FIG. 1 is a sectional view showing an embodiment of an optical external modulator according to the present invention.

FIG. 2 is a perspective view showing an example of the shape of a joint surface in a substrate in the optical external modulator of the present invention.

FIG. 3 is a perspective view showing another example of the shape of the bonding surface in the substrate as well.

FIG. 4 is a block diagram showing a measurement system of a modulation output of an optical external modulator.
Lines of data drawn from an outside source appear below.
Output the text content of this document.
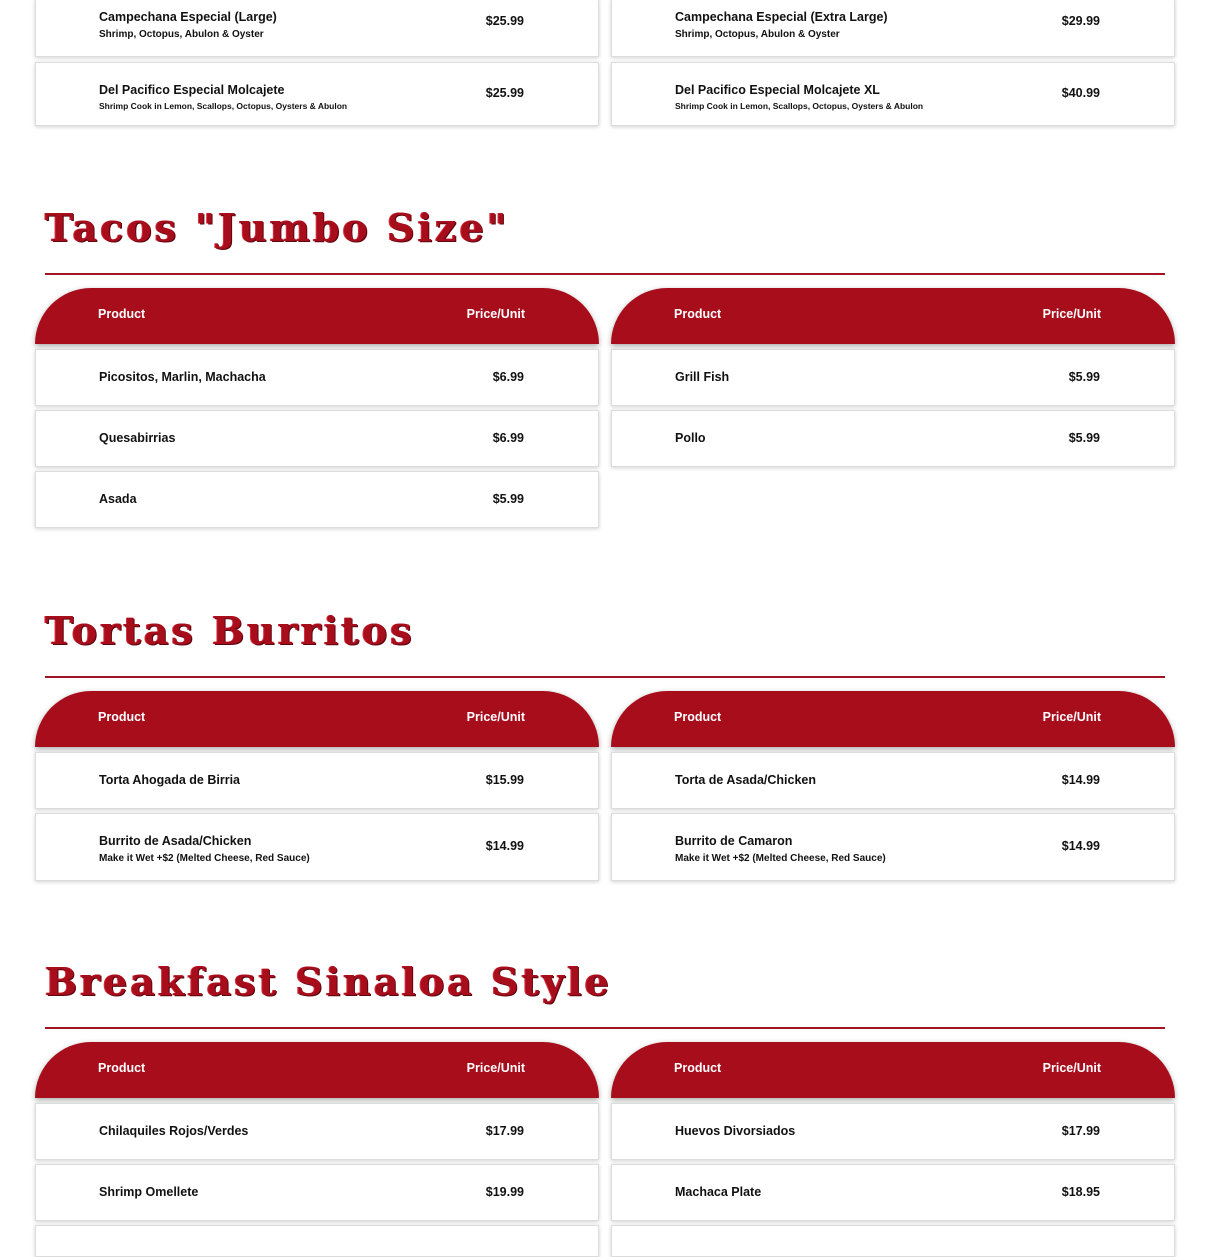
Campechana Especial (Large)
Shrimp, Octopus, Abulon & Oyster
$25.99
Del Pacifico Especial Molcajete
Shrimp Cook in Lemon, Scallops, Octopus, Oysters & Abulon
$25.99
Campechana Especial (Extra Large)
Shrimp, Octopus, Abulon & Oyster
$29.99
Del Pacifico Especial Molcajete XL
Shrimp Cook in Lemon, Scallops, Octopus, Oysters & Abulon
$40.99
Tacos "Jumbo Size"
Product	Price/Unit
Picositos, Marlin, Machacha	$6.99
Quesabirrias	$6.99
Asada	$5.99
Product	Price/Unit
Grill Fish	$5.99
Pollo	$5.99
Tortas Burritos
Product	Price/Unit
Torta Ahogada de Birria	$15.99
Burrito de Asada/Chicken
Make it Wet +$2 (Melted Cheese, Red Sauce)
$14.99
Product	Price/Unit
Torta de Asada/Chicken	$14.99
Burrito de Camaron
Make it Wet +$2 (Melted Cheese, Red Sauce)
$14.99
Breakfast Sinaloa Style
Product	Price/Unit
Chilaquiles Rojos/Verdes	$17.99
Shrimp Omellete	$19.99
Product	Price/Unit
Huevos Divorsiados	$17.99
Machaca Plate	$18.95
FIG. 5 is a sectional view showing another embodiment of the optical external modulator according to the present invention.

FIG. 6 is a perspective view showing an example of a conventional optical external modulator.

FIG. 7 is a perspective view showing another example of a conventional optical external modulator.

[Explanation of symbols]

 1: Optical fiber 3: Lower electrode 5: Piezoelectric film 7: Upper electrode 9: Piezoelectric element part 15: Substrate 15A: Medium with high propagation speed of sound waves 15B: Medium with low propagation speed of sound waves 17: Adhesive material 19: Bonding surface 19a: curved surface

 ─────────────────────────────────────────────────── ─── Continuation of front page (72) Inventor Shigeaki Nishikawa 2-6-1, Marunouchi, Chiyoda-ku, Tokyo Furukawa Electric Co., Ltd.

Claims (1)

[Claims] 1. An optical fiber, a substrate having the optical fiber bonded to one surface thereof and having substantially the same acoustic impedance as the cladding layer of the optical fiber, and a lower electrode, a piezoelectric film, and an upper surface on the other surface of the substrate. The substrate is composed of a piezoelectric element portion laminated in the order of electrodes, and the substrate is formed by joining a plurality of media having different propagation speeds of sound waves, and the acoustic wave radiated from the piezoelectric element portion is directed to the optical fiber on the joint surface. An external optical modulator characterized in that a curved surface for focusing is provided.